CHAPTER XXV. — A MORNING CALL.

You may possibly be blaming Arthur Channing for meeting this trouble in so sad a spirit. Were such an accusation cast unjustly upon you, you would throw it off impatiently, and stand up for yourself and your innocence in the broad light of day. Even were you debarred, as he was, from speaking out the whole truth, you would never be cast down to that desponding depth, and thereby give a colouring to the doubt cast upon you. Are you thinking this? But you must remember that it was not for himself that Arthur was so weighed down. Had he possessed no conception as to how the note went, he would have met the charge very differently, bearing himself bravely, and flinging their suspicion to the winds. “You people cannot think me guilty,” he might have said; “my whole previous life is a refutation to the charge.” He would have held up his head and heart cheerfully; waiting, and looking for the time when elucidation should come.

No; his grief, his despondency were felt for Hamish. If Arthur Channing had cherished faith in one living being more than in another, it was in his elder brother. He loved him with a lasting love, he revered him as few revere a brother; and the shock was great. He would far rather have fallen down to guilt himself, than that Hamish should have fallen. Tom Channing had said, with reference to Arthur, that, if he were guilty, he should never believe in anything again; they might tell him that the cathedral was a myth, and not a cathedral, and he should not be surprised. This sort of feeling had come over Arthur. It had disturbed his faith in honour and goodness—it had almost disgusted him with the world. Arthur Channing is not the only one who has found his faith in fellow-men rudely shaken.

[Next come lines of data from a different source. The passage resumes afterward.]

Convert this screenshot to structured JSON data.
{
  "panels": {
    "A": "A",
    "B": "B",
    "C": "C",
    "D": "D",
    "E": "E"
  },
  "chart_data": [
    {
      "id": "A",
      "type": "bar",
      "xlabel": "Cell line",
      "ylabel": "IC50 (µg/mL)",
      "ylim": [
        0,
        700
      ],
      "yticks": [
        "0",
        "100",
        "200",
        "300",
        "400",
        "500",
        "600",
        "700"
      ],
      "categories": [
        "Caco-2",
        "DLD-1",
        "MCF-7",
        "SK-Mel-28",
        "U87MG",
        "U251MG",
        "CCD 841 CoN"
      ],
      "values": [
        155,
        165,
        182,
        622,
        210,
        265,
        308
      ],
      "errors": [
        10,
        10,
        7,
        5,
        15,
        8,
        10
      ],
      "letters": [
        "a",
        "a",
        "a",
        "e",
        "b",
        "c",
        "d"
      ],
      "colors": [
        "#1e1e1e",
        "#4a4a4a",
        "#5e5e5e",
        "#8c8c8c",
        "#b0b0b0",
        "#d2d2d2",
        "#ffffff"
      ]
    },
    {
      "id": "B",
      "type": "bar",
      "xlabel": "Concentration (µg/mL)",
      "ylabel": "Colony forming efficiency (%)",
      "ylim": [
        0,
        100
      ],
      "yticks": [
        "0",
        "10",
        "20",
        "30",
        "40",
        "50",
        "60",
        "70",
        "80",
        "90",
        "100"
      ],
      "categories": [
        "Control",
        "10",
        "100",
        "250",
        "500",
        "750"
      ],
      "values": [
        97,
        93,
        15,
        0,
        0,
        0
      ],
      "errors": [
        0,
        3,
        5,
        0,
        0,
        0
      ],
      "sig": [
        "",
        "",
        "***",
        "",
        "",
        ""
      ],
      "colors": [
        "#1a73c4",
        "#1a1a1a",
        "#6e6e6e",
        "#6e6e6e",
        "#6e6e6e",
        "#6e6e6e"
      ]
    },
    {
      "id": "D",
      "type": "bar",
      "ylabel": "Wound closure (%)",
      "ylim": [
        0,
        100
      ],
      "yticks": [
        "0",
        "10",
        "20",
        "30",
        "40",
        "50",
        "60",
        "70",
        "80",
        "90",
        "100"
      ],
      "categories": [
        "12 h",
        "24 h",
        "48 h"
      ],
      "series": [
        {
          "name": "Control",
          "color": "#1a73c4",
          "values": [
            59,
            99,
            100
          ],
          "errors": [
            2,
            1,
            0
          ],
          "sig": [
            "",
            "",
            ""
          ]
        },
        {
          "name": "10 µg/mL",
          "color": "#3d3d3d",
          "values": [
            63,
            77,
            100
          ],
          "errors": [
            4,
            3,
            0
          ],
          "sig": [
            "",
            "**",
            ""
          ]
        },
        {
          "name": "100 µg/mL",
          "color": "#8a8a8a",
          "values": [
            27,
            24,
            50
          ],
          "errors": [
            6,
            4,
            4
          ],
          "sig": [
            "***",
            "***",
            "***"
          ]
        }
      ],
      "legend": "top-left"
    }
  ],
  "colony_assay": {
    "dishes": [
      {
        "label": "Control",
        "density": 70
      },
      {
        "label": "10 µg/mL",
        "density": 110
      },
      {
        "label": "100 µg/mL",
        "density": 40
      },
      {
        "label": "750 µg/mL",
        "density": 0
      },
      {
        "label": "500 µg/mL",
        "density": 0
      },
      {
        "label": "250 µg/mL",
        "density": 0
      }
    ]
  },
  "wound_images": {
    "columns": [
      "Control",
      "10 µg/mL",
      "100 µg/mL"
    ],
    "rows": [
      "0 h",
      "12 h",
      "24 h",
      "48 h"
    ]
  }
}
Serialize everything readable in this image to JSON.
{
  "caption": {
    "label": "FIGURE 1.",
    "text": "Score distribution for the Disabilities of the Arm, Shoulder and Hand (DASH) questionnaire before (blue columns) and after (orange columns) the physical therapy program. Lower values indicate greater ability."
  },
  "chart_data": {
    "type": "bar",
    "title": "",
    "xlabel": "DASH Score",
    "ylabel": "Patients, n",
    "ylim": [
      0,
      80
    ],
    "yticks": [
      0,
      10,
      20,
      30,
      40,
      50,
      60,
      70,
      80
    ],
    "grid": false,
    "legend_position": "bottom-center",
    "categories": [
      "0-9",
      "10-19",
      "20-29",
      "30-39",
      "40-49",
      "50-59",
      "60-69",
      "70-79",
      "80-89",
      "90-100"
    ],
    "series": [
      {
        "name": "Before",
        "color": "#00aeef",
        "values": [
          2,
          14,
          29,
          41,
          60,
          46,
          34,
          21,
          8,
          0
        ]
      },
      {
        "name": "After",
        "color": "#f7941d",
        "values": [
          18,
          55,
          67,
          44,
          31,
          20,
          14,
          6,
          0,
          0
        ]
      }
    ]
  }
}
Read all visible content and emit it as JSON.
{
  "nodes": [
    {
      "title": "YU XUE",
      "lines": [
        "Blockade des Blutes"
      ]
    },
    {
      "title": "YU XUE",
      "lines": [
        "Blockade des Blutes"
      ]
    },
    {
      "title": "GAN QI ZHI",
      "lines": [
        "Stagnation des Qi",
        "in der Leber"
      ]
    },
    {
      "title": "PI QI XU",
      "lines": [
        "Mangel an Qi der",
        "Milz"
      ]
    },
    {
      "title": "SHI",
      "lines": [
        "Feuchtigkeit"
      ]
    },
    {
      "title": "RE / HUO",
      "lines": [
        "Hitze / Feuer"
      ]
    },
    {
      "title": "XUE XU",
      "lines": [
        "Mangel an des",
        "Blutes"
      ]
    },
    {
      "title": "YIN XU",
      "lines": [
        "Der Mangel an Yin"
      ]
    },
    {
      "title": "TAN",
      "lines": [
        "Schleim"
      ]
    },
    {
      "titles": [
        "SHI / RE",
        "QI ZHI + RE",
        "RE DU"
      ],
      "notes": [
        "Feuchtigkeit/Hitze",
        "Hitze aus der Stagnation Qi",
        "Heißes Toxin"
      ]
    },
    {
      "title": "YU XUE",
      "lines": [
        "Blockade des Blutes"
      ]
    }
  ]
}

And yet, the first shock over, his mind was busy finding excuses for him. He knew that Hamish had not erred from any base self-gratification, but from love. You may be inclined to think this a contradiction, for all such promptings to crime must be base. Of course they are; but as the motives differ, so do the degrees. As surely as though the whole matter had been laid before him, felt Arthur, Hamish had been driven to it in his desperate need, to save his father’s position, and the family’s means of support. He felt that, had Hamish alone been in question, he would not have appropriated a pin that was not his, to save himself from arrest: what he had done he had done in love. Arthur gave him credit for another thing—that he had never cast a glance to the possibility of suspicion falling on Arthur; the post-office would receive credit for the loss. Nothing more tangible than that wide field, where they might hunt for the supposed thief until they were tired.

It was a miserable evening that followed the exposure; the precursor of many and many miserable evenings in days to come. Mr. and Mrs. Channing, Hamish, Constance, and Arthur sat in the usual sitting-room when the rest had retired—sat in ominous silence. Even Hamish, with his naturally sunny face and sunny temper, looked gloomy as the grave. Was he deliberating as to whether he should show that all principles of manly justice were not quite dead within him, by speaking up at last, and clearing his wrongfully accused brother? But then—his father’s post—his mother’s home? all might be forfeited. Who can tell whether this was the purport of Hamish’s thoughts as he sat there in abstraction, away from the light, his head upon his hand. He did not say.

Arthur rose; the silence was telling upon him. “May I say good night to you, father?”

“Have you nothing else to say?” asked Mr. Channing.

“In what way, sir?” asked Arthur, in a low tone.

“In the way of explanation. Will you leave me to go to my restless pillow without it? This is the first estrangement which has come between us.”